Als erster großer „Testfall“ der „Gauck-Doktrin“ galt die Ukraine, wo Deutschland bei Regime Change und Neuordnung des Landes tatsächlich eine führende Rolle übernahm. Aber auch darüber hinaus konnten seither aus Sicht des neuen Leiters der Bundesakademie für Sicherheitspolitik, Karl-Heinz Kamp, in vielen Bereichen bahnbrechende „Fortschritte“ erzielt werden: „Was für eine erstaunliche Entwicklung: Als Anfang 2014 Bundespräsident Gauck, Außenminister Steinmeier und Verteidigungsministerin von der Leyen ein größeres deutsches Engagement in internationalen Krisen und Konflikten versprachen, war die Skepsis groß. […] Heute reibt man sich erstaunt die Augen: Das vermeintlich ‚machtvergessene‘ Deutschland hat sich zum zentralen außenpolitischen Akteur in Europa entwickelt […] Die Bundeskanzlerin wurde zum Dreh- und Angelpunkt in der Ukraine-Krise und sorgte dafür, dass der Gesprächsfaden zu Moskau nicht abriss. Deutsche Streitkräfte leisten ihren Beitrag zur Verbesserung der Verteidigungs- und Abschreckungsfähigkeit der Nato, die nach dem Neo-Imperialen Schwenk des Kreml unabdingbar geworden war. […] Waffen werden an die Peschmerga geliefert, um wenigstens zu versuchen, das Ausbreiten islamistischer Gewalt zu verhindern. […] Die Bundeswehr zeigt heute ein Charakteristikum, das man vor einer Dekade noch gar nicht auszusprechen wagte – sie ist kampferprobt oder wie es Englisch dramatischer heißt: combat hardened. […] Von der Militarisierung der Gesellschaft schwadroniert heute nur noch der politische Rand. Stattdessen wächst die Einsicht, dass die Bundeswehr ein Instrument verantwortlicher Außen- und Sicherheitspolitik ist. Sie kann dazu beitragen, Krisen zu mildern und Konflikte zu lösen.“ (17)

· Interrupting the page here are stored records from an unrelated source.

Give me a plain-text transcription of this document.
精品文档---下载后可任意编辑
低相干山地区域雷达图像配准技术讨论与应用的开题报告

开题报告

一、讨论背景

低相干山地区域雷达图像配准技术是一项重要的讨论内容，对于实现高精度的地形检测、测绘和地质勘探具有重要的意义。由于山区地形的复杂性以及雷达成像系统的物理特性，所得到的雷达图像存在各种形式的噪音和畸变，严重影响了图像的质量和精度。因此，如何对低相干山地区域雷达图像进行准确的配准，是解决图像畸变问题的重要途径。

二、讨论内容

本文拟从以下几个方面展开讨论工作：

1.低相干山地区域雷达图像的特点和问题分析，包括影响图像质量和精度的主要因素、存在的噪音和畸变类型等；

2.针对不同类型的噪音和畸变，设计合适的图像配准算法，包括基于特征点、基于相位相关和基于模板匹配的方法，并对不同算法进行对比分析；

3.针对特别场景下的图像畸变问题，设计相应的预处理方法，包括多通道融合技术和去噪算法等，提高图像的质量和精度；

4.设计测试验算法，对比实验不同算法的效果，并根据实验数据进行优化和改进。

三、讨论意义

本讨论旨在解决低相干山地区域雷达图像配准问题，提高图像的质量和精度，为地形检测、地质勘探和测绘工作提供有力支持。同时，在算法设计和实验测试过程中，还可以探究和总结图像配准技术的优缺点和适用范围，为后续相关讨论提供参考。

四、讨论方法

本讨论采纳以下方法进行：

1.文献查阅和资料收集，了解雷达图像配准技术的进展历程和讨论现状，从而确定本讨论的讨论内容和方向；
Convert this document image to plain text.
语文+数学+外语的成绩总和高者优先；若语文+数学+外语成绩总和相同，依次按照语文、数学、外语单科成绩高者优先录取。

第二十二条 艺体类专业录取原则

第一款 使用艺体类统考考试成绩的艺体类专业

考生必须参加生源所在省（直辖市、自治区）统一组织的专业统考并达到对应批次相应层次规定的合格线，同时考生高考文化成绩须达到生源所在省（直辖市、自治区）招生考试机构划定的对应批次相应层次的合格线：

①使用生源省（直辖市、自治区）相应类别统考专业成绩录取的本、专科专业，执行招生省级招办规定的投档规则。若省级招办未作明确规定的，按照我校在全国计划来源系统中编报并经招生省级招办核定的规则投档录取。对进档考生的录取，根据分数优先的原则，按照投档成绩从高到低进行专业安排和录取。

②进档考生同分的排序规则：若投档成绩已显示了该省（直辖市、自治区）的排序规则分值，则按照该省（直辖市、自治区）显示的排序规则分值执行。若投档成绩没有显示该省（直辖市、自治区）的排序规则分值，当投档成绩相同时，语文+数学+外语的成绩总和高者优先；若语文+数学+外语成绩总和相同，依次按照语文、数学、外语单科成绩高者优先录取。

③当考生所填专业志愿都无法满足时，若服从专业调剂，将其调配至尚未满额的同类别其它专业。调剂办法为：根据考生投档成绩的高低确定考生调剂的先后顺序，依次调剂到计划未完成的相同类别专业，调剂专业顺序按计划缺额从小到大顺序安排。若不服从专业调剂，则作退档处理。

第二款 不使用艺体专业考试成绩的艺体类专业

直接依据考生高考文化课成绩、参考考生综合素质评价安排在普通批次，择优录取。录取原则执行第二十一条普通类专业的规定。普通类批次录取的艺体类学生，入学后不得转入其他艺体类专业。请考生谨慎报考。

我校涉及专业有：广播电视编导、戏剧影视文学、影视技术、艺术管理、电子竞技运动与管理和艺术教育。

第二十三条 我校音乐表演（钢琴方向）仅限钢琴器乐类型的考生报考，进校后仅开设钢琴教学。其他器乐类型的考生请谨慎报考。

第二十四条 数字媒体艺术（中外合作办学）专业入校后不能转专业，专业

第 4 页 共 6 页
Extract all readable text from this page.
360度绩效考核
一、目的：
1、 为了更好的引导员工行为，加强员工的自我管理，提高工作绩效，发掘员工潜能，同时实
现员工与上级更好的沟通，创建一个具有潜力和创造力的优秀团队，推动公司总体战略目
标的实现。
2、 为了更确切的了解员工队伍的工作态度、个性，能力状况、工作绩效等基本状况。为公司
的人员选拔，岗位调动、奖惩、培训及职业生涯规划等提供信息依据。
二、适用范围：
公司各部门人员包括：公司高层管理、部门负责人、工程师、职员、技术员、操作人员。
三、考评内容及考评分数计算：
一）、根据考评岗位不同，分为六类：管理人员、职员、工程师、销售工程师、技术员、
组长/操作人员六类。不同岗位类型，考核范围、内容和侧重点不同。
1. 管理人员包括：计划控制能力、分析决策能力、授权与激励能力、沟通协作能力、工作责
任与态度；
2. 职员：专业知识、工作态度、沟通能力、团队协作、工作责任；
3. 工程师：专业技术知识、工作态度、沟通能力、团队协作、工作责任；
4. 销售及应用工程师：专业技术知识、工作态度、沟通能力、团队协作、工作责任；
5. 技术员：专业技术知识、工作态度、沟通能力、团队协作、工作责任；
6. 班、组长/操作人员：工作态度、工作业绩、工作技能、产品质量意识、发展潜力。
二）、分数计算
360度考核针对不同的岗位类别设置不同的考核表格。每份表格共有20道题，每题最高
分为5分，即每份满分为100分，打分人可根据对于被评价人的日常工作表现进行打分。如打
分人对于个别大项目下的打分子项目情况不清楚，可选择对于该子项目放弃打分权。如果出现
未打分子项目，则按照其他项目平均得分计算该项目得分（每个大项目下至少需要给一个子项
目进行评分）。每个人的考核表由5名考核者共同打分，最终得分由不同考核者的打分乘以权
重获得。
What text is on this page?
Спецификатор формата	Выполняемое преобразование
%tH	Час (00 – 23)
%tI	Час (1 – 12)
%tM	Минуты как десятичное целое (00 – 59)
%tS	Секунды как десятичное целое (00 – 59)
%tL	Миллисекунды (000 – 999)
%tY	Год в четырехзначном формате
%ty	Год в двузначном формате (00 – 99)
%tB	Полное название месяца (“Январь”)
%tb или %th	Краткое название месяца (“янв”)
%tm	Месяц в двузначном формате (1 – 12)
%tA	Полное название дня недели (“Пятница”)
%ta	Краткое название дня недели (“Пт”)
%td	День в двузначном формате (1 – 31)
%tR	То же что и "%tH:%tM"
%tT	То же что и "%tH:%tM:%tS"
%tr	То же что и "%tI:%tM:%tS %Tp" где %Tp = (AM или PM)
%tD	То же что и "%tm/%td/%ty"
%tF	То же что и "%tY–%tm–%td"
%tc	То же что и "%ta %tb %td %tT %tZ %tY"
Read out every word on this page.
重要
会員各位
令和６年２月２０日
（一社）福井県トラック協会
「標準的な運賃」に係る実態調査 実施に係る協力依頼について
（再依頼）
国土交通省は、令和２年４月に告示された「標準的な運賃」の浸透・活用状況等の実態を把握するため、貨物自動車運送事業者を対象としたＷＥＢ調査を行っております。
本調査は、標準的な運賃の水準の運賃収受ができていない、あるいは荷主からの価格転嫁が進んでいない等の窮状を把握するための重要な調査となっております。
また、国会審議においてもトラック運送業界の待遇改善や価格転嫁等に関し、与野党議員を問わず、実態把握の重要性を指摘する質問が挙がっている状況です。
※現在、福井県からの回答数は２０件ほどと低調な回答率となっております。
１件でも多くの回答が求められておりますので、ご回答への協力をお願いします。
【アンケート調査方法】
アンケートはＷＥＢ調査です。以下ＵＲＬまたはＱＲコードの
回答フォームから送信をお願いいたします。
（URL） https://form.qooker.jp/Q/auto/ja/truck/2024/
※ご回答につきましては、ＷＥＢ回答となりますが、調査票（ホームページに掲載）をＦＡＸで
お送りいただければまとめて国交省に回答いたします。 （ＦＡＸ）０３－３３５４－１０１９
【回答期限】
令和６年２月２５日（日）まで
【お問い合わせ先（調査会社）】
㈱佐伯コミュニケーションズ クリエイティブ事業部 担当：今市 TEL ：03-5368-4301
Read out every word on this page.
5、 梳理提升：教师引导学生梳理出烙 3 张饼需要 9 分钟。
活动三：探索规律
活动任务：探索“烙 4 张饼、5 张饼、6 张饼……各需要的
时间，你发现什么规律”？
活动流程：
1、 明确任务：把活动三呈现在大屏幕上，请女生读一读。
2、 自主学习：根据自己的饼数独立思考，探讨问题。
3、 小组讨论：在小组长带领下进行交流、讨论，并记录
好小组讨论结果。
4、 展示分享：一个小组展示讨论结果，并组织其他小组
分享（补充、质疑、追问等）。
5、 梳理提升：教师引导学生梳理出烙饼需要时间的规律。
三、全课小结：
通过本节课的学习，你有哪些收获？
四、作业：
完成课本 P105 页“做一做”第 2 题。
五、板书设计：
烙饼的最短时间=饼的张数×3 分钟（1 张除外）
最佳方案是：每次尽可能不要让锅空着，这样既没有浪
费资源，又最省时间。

Und auch der Einsatz in Syrien scheint sich auf dieser Wellenlänge zu bewegen. Dieser Gedanke drängt sich jedenfalls auf, wenn Markus Kaim wohlwollend und ganz im Duktus von Neue Macht – Neue Verantwortung feststellt: „Das Einschneidende ist, dass sich Deutschland über das militärische Engagement über die nächsten Jahre als Gestaltungsmacht im Nahen und Mittleren Osten profiliert. Das ist neu für die deutsche Politik, das kannten wir so bisher nicht. […] Deutschland verpflichtet sich im Verbund mit anderen Ländern, sich für lange Zeit militärisch und vor allem politisch in der Region zu engagieren.“ (18)
Auch der Politikprofessor Christian Hacke betont den machtpolitischen Mehrwert, sich an einem Kriegseinsatz in Syrien zu beteiligen, als er sich in einem Interview im Deutschlandfunk folgendermaßen äußerte: „Deutschland wird militärisch-politisch seinen Handlungsspielraum enorm vergrößern können. Das ist eigentlich das Wichtige. […] Ich glaube, das ist eines der Hauptmomente der Kritik: Was ist eigentlich die Gesamtstrategie? Und hier hat gerade die Bundesrepublik eigentlich doch immer nur sehr kleinteilig sich gezeigt. Nicht nur zögerlich, sondern wir haben schon ja kein Gefühl in Deutschland für den Zusammenhang zwischen Politik auf der einen Seite und militärischem Engagement wie ich‘s grade angedeutet habe: dass Krisendiplomatie nur so stark ist wie sie militärisch gedeckt ist. Und in unserem pazifistischen Umfeld ist hier eben Lernbedarf notwendig – mehr Realismus und ich denke dann werden wir insgesamt vorankommen mit Blick auf eine militärische Gesamtstrategie oder militärisch-politische Gesamtstrategie. Außenminister Steinmeier wird sicherlich – auch durch diese Militäreinsätze – seinen diplomatischen Spielraum dort Frieden zu schaffen vielleicht Waffenstillstand zu schaffen sicherlich gestärkt werden. Also, dieser Einsatz hat eine eminent politische Bedeutung und stärkt unser Land dort und als Zentralmacht in Europa auch und wirkt als Katalysator für die anderen Europäer wie die Italiener und auf die Briten zum Beispiel.“ (19)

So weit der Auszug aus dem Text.